I doubt I'd be able to get accurate skin biopsies done in the UK, but I ought to read more about her work. I've never even bothered pursuing a FM diagnosis, as it's always seemed like a secondary concern to the ME...if SFPN is potentially treatable, maybe I should!
 

Moof

Senior Member
Messages
778
Location
UK
I was also intrigued by Dr Prusty's talk yesterday, but it was badly affected by connection dropouts and I'm not sure I really understood what he was saying. It appeared to be that herpesviruses may affect only a tiny minority of cells, but still be capable of causing symptoms; is this correct?
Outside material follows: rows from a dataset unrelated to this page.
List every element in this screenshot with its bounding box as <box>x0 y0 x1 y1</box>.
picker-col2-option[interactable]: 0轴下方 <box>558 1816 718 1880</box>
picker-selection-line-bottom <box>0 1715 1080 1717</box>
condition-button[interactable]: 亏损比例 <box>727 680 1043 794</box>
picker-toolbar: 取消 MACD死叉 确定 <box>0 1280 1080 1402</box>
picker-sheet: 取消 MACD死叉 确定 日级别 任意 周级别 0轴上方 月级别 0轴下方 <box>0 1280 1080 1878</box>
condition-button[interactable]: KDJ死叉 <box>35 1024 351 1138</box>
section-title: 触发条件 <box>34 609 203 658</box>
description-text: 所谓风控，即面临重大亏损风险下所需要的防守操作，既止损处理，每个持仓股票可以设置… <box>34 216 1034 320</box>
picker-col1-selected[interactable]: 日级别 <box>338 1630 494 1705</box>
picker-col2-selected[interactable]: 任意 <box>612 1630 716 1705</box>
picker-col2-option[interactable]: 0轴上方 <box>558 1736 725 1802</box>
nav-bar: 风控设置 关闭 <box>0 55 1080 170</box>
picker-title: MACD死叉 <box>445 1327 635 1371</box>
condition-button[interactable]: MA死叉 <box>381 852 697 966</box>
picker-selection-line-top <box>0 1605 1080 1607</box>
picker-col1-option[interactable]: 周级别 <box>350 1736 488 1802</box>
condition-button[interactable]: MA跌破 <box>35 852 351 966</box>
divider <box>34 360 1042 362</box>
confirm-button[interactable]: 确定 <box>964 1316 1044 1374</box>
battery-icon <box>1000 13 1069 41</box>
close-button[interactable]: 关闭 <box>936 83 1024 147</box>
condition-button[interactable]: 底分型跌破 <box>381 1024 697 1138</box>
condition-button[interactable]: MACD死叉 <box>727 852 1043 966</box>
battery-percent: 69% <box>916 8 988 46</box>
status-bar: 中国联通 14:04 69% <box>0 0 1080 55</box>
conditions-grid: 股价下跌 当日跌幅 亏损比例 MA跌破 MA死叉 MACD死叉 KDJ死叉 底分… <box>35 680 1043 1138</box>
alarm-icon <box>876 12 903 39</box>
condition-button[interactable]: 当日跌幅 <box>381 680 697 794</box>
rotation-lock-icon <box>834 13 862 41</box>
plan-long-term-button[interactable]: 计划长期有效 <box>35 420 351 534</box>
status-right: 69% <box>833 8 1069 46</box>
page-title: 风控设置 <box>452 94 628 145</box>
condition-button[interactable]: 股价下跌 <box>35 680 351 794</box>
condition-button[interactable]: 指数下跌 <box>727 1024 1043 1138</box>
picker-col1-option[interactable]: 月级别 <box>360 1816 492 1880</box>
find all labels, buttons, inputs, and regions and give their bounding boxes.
I began wondering if this is the reason researchers can't find many infections in ME, but as I didn't hear the end of it, he may have been making a completely different point.
 

Belbyr

Senior Member
Messages
602
Location
Memphis
Completely disagree!

This is huge: Not only has Ron Davis done further work to confirm that "something in the serum" is affecting patient cells, but he also now thinks he knows what it might be


The tiny mystery item in the serum is now believed to an exosome, which is like a tiny little bubble of itself that a cell spits out.

https://en.wikipedia.org/wiki/Exosome_(vesicle)
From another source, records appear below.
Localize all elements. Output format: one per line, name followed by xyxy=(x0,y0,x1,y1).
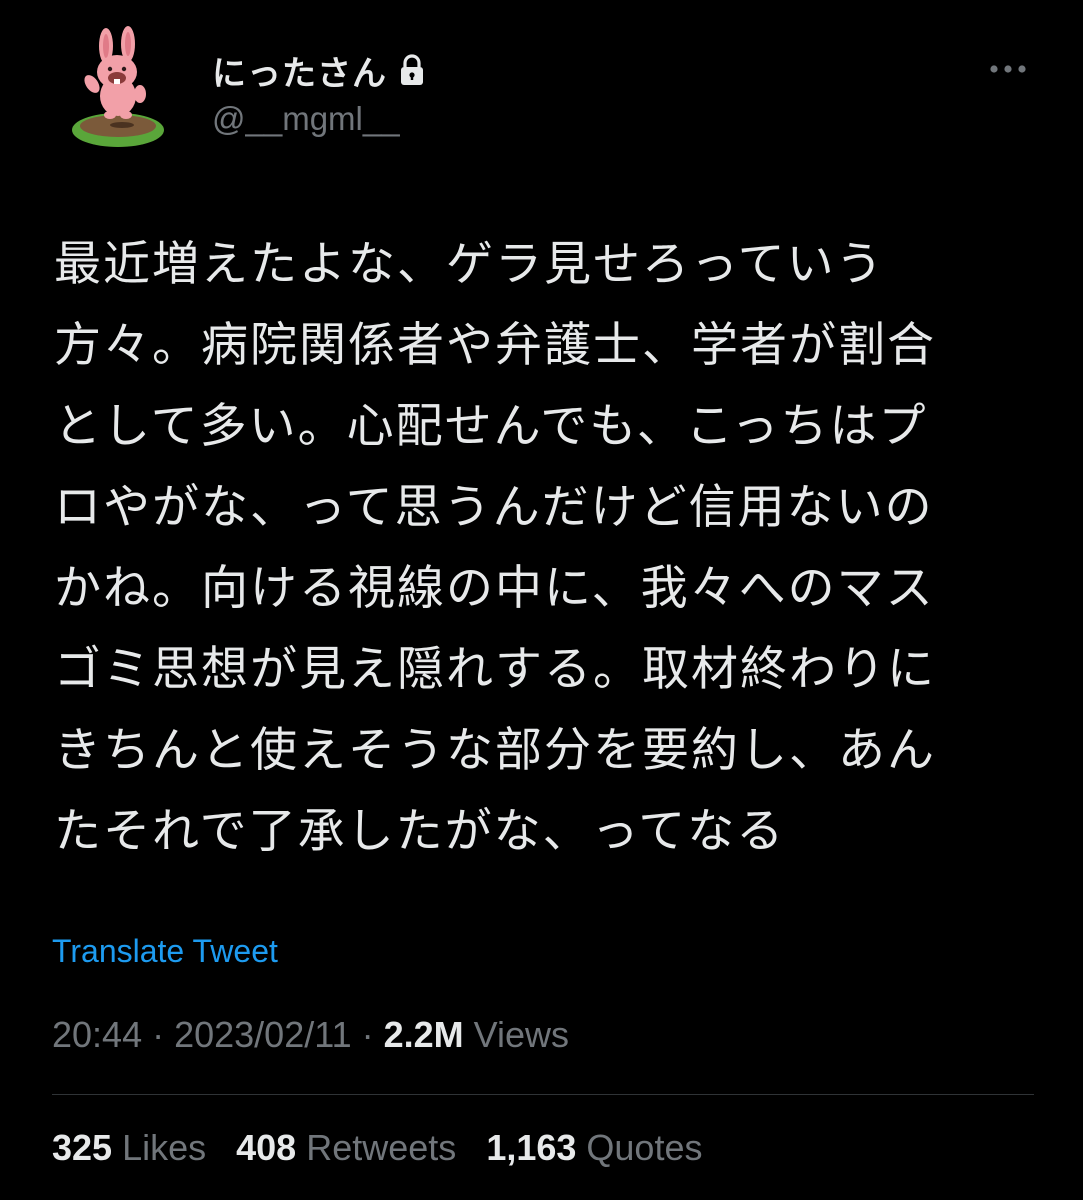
tweet-line: 方々。病院関係者や弁護士、学者が割合 xyxy=(54,318,936,373)
likes-label: Likes xyxy=(112,1127,207,1168)
avatar[interactable] xyxy=(62,22,174,152)
views-count: 2.2M xyxy=(383,1014,464,1055)
translate-tweet-link[interactable]: Translate Tweet xyxy=(52,933,278,970)
tweet-line: 最近増えたよな、ゲラ見せろっていう xyxy=(54,237,885,292)
tweet-line: きちんと使えそうな部分を要約し、あん xyxy=(54,723,936,778)
lock-icon xyxy=(399,53,425,87)
tweet-line: かね。向ける視線の中に、我々へのマス xyxy=(54,561,935,616)
tweet-text: 最近増えたよな、ゲラ見せろっていう 方々。病院関係者や弁護士、学者が割合 として… xyxy=(54,224,1044,872)
retweets-stat[interactable]: 408 Retweets xyxy=(236,1127,456,1169)
tweet-line: ロやがな、って思うんだけど信用ないの xyxy=(54,480,934,535)
likes-stat[interactable]: 325 Likes xyxy=(52,1127,206,1169)
tweet-line: として多い。心配せんでも、こっちはプ xyxy=(54,399,928,454)
user-handle[interactable]: @__mgml__ xyxy=(212,100,400,138)
tweet-line: たそれで了承したがな、ってなる xyxy=(54,804,786,859)
engagement-stats: 325 Likes 408 Retweets 1,163 Quotes xyxy=(52,1127,722,1169)
rabbit-avatar-icon xyxy=(72,26,164,147)
meta-separator: · xyxy=(142,1014,175,1055)
tweet-date[interactable]: 2023/02/11 xyxy=(174,1014,352,1055)
retweets-count: 408 xyxy=(236,1127,297,1168)
tweet-line: ゴミ思想が見え隠れする。取材終わりに xyxy=(54,642,936,697)
quotes-stat[interactable]: 1,163 Quotes xyxy=(486,1127,702,1169)
display-name[interactable]: にったさん xyxy=(212,46,387,95)
retweets-label: Retweets xyxy=(296,1127,457,1168)
likes-count: 325 xyxy=(52,1127,113,1168)
quotes-count: 1,163 xyxy=(486,1127,577,1168)
display-name-row[interactable]: にったさん xyxy=(212,46,425,94)
quotes-label: Quotes xyxy=(576,1127,703,1168)
tweet-meta: 20:44 · 2023/02/11 · 2.2M Views xyxy=(52,1014,569,1056)
more-dots-icon[interactable] xyxy=(986,56,1030,82)
meta-separator: · xyxy=(351,1014,384,1055)
divider xyxy=(52,1094,1034,1095)
views-label: Views xyxy=(463,1014,570,1055)
tweet-time[interactable]: 20:44 xyxy=(52,1014,142,1055)
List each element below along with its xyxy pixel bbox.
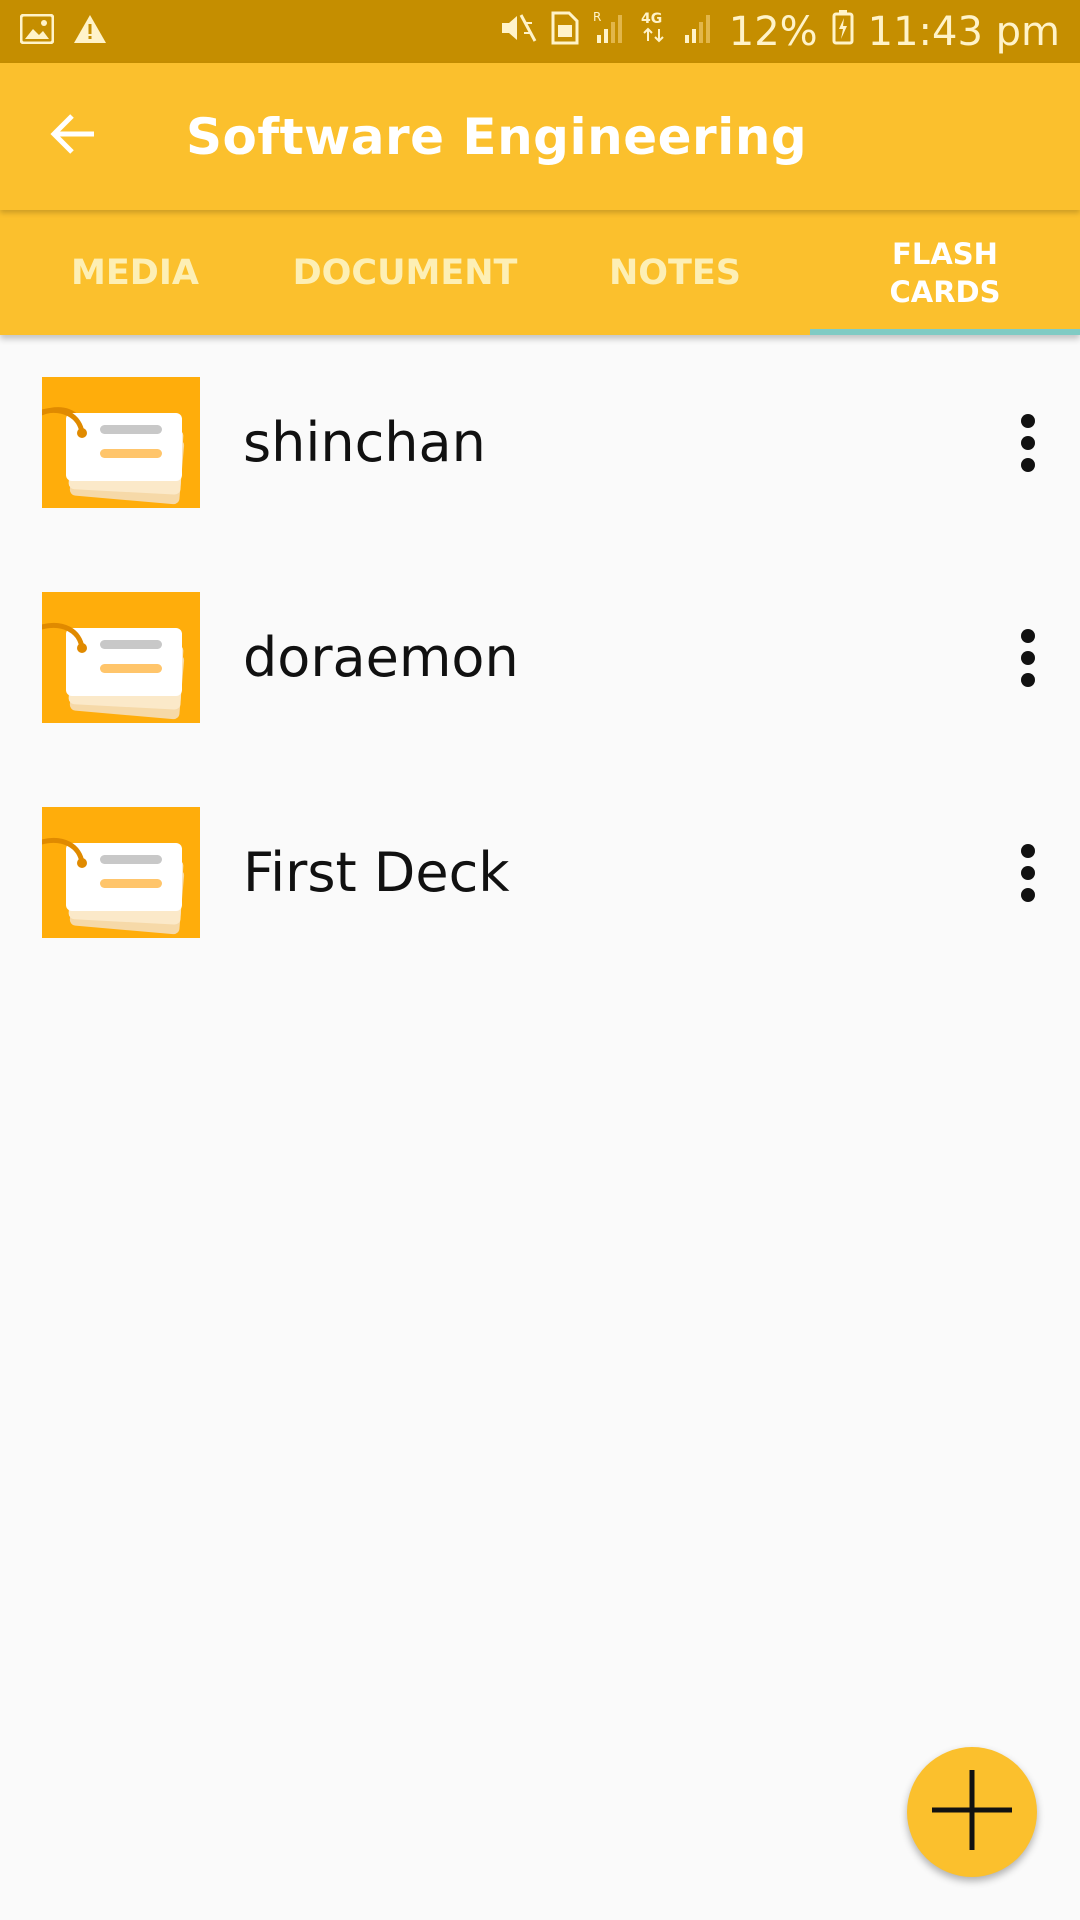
tab-media[interactable]: MEDIA [0,210,270,335]
svg-text:R: R [593,10,601,24]
tab-flash-cards[interactable]: FLASH CARDS [810,210,1080,335]
back-button[interactable] [26,89,122,185]
flashcard-deck-icon [42,377,200,508]
list-item[interactable]: First Deck [0,765,1080,980]
add-icon [930,1768,1014,1857]
signal-icon [683,9,715,55]
deck-name: doraemon [243,626,519,689]
deck-name: First Deck [243,841,510,904]
deck-name: shinchan [243,411,486,474]
warning-icon [72,13,108,50]
tab-notes[interactable]: NOTES [540,210,810,335]
clock: 11:43 pm [867,8,1060,55]
more-vert-icon [1021,413,1035,472]
tab-label: DOCUMENT [292,252,518,293]
more-vert-icon [1021,628,1035,687]
list-item[interactable]: doraemon [0,550,1080,765]
tab-bar: MEDIA DOCUMENT NOTES FLASH CARDS [0,210,1080,335]
mute-icon [499,9,537,55]
sim-icon [551,9,579,55]
signal-r-icon: R [593,9,625,55]
page-title: Software Engineering [186,107,808,166]
status-bar: R 4G 12% 11:43 pm [0,0,1080,63]
flashcard-deck-icon [42,807,200,938]
more-options-button[interactable] [1000,398,1056,488]
tab-label: NOTES [608,252,742,293]
flashcard-deck-icon [42,592,200,723]
more-options-button[interactable] [1000,828,1056,918]
tab-label: FLASH CARDS [889,236,1001,309]
svg-text:4G: 4G [641,11,662,27]
tab-indicator [810,329,1080,335]
gallery-icon [19,13,55,49]
battery-icon [832,9,854,55]
network-4g-icon: 4G [639,9,669,55]
more-options-button[interactable] [1000,613,1056,703]
app-toolbar: Software Engineering [0,63,1080,210]
arrow-back-icon [50,112,98,161]
battery-percent: 12% [728,8,818,55]
list-item[interactable]: shinchan [0,335,1080,550]
deck-list: shinchan doraemon First Deck [0,335,1080,980]
more-vert-icon [1021,843,1035,902]
tab-label: MEDIA [71,252,199,293]
tab-document[interactable]: DOCUMENT [270,210,540,335]
add-deck-fab[interactable] [907,1747,1037,1877]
The good news about exosomes is that MECFS researcher Maureen Hanson has been pursuing them since 2017, as explained here: https://www.healthrising.org/blog/2017/09/30/three-nih-funded-mecfs-research-centers-controversy/

I missed this one due to being back in the ER. What about Ian Lipkin, he share anything crazy?
 

Yuno

Senior Member
Messages
118
I was also intrigued by Dr Prusty's talk yesterday, but it was badly affected by connection dropouts and I'm not sure I really understood what he was saying. It appeared to be that herpesviruses may affect only a tiny minority of cells, but still be capable of causing symptoms; is this correct? I began wondering if this is the reason researchers can't find many infections in ME, but as I didn't hear the end of it, he may have been making a completely different point.

Also very interesting that he made kind of the same plasma swap experience with infected MECFS cells as Davis did. Their mitochondrial function was altered when in sick serum and turned back normal when in healthy blood.